Everyone knows of the health risks associated with smoking a pipe. But no one ever warned me about the far greater risk it posed to my soul. I thus humbly offer my cautionary tale, in the hope that you may be spared my dreadful plight.
It all started with a hat—a flat cap to be precise. I’ve never been much of one for hats, namely because my head is so big that few hats look any good on it. But the moment I tried on this particular cap, I just knew it was right. (Dare I say it was predestined?)
Well, pair the cap with my rather long beard, and it wasn’t long before friends started telling me I needed a pipe to complete the look.

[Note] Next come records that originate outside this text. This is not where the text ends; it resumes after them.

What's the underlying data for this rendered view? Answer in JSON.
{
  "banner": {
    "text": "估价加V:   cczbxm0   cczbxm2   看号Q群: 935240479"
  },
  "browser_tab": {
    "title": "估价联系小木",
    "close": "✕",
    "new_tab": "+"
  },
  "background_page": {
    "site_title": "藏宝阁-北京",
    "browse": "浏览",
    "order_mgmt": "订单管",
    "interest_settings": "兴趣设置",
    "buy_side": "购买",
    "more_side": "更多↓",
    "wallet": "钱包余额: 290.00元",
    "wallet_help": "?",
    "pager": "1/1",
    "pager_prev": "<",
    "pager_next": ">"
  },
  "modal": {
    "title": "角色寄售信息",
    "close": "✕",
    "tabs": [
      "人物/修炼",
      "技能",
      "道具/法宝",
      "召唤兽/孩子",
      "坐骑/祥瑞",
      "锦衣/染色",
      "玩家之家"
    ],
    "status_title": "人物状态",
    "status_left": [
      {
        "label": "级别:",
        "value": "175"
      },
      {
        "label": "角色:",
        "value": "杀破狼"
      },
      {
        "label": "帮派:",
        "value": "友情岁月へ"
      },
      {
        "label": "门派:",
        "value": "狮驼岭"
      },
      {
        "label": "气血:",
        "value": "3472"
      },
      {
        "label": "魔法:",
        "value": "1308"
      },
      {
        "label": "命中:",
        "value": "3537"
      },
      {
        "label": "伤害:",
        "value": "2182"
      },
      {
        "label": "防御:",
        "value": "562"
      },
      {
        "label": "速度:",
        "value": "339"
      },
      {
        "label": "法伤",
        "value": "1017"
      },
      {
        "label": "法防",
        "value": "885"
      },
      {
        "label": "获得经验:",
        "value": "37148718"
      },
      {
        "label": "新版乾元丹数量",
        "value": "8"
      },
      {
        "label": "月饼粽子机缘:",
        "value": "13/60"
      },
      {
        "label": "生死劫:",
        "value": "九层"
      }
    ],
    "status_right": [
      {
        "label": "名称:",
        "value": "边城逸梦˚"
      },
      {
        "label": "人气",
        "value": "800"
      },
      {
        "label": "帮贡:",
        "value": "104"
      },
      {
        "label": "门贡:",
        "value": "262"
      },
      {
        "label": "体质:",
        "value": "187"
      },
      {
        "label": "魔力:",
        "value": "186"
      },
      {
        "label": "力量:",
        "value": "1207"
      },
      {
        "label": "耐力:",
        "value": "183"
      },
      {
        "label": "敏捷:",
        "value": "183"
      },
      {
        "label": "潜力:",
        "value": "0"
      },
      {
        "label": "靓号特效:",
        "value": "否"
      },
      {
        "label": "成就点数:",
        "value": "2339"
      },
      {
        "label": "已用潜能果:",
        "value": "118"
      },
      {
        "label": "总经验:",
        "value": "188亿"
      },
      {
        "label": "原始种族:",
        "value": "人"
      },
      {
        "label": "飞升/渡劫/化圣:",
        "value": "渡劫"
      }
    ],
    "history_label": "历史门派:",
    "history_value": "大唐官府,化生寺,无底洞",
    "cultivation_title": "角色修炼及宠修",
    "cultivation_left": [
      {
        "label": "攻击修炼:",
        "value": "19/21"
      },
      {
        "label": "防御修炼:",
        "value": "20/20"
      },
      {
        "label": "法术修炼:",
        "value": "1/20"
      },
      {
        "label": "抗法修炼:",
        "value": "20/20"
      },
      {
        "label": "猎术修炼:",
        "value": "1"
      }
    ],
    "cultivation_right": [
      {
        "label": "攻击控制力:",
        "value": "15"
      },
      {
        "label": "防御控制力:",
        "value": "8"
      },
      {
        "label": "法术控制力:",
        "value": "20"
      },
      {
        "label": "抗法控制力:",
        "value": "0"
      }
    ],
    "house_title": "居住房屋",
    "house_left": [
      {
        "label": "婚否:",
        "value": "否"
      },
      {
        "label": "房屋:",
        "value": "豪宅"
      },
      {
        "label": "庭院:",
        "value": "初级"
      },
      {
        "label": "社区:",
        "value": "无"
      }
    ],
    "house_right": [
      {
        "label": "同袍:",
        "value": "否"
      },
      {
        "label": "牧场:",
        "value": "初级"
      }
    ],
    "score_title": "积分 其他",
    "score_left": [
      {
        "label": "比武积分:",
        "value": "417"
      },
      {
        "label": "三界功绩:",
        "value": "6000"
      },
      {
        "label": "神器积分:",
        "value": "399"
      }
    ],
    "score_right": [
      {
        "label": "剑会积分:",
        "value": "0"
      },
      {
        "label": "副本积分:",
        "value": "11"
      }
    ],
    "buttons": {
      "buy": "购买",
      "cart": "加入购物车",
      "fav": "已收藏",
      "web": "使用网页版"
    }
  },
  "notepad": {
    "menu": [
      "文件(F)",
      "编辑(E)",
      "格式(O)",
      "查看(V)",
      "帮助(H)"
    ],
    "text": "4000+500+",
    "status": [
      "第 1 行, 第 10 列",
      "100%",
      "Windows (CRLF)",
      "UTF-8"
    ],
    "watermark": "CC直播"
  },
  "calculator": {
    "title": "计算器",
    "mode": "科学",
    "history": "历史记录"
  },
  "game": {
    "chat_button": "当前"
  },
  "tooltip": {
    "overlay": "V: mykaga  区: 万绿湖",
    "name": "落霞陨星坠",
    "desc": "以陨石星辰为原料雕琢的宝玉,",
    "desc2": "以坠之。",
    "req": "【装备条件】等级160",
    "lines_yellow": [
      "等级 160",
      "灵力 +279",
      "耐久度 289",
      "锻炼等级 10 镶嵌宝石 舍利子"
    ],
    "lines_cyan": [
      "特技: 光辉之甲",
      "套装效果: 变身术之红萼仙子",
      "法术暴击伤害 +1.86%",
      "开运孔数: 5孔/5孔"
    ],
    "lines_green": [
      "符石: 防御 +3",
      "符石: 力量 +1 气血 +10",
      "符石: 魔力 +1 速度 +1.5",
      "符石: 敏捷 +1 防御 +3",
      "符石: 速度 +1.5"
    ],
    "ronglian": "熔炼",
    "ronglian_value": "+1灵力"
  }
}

Pipe smoking, or smoking of any kind for that matter, is not something I’ve previously desired to do. Being homeschooled, I missed out on the peer pressure to smoke as a teen, and as an adult, it just never seemed appealing to intentionally inhale smoke. (Though a friend quickly corrected me—one does not “inhale” smoke from a pipe.) But I’m generally willing to try just about anything once.
So got myself a pipe. After shopping around a little, I decided on a pipe crafted in the same style as those used by both C.S. Lewis and J.R.R. Tolkien. But not even their combined literary genius and Anglo-Catholic influence was strong enough to protect me from what happened next.
As I lit the tobacco, I experienced a new sensation. Instead of feeling strangely warmed, I began to feel the weight of God’s wrath, burning toward my unworthy soul. I understood how abhorrent I was to God, deserving of nothing else but to be cast into the fire.
Whoa! Well, that was weird.
I took a second to clear my head. “God is love,” I repeated to myself. “God is light, and in him there is no darkness at all.” And I pressed on.
I took my first puff, and it all fell away. The illusion that we are God’s children. The lie that God’s reconciliation is for all of creation. The farce that God’s grace is unending and noncoercive. I finally understood how deceived I had been.
With my second puff, I felt God’s love for his elect and only his elect. I accepted his sovereignty, and I praised his holy name for having predestined me to salvation from the foundation of the world—while having damned the majority of the world to eternal suffering in hell.
But that pipe. That pipe! It had the appearance of total depravity. As I held it in my hand, it felt like unconditional election. The taste was that of limited atonement. The whole thing drew me in, as irresistible as grace. And all the while it smelled of the perseverance of the saints.
I was spiralling. My theological convictions were crumbling around me under the influence of that maddening piece of wood. What could I do? How could I escape this?
And then it struck me—Karl Barth! Might he be my deliverance? Barth was a Calvinist. And he smoked a pipe! If I had to be a Calvinist, I could at least be a Barthian Calvinist!
In Jesus Christ He has chosen man from all eternity as His own, for life in His kingdom, to be a member of His people, His possession. (Church Dogmatics, “The Doctrine of God”)
Now there’s an unconditional election I could get behind!
He Himself, Jesus Christ, the Son of God made man, was justified by God in His resurrection from the dead. He was justified as man, and in Him as the Representative of all men all were justified. (ibid.)
And an atonement limited to all of humanity? This I could accept!
With that, the enchantment was broken. All of my common sense and theological moorings began flooding back to me.
I put down my pipe. And I turned, once more, with loathing from the so-called god of Jonathan Edwards.
But Barth’s God? He and I get along alright.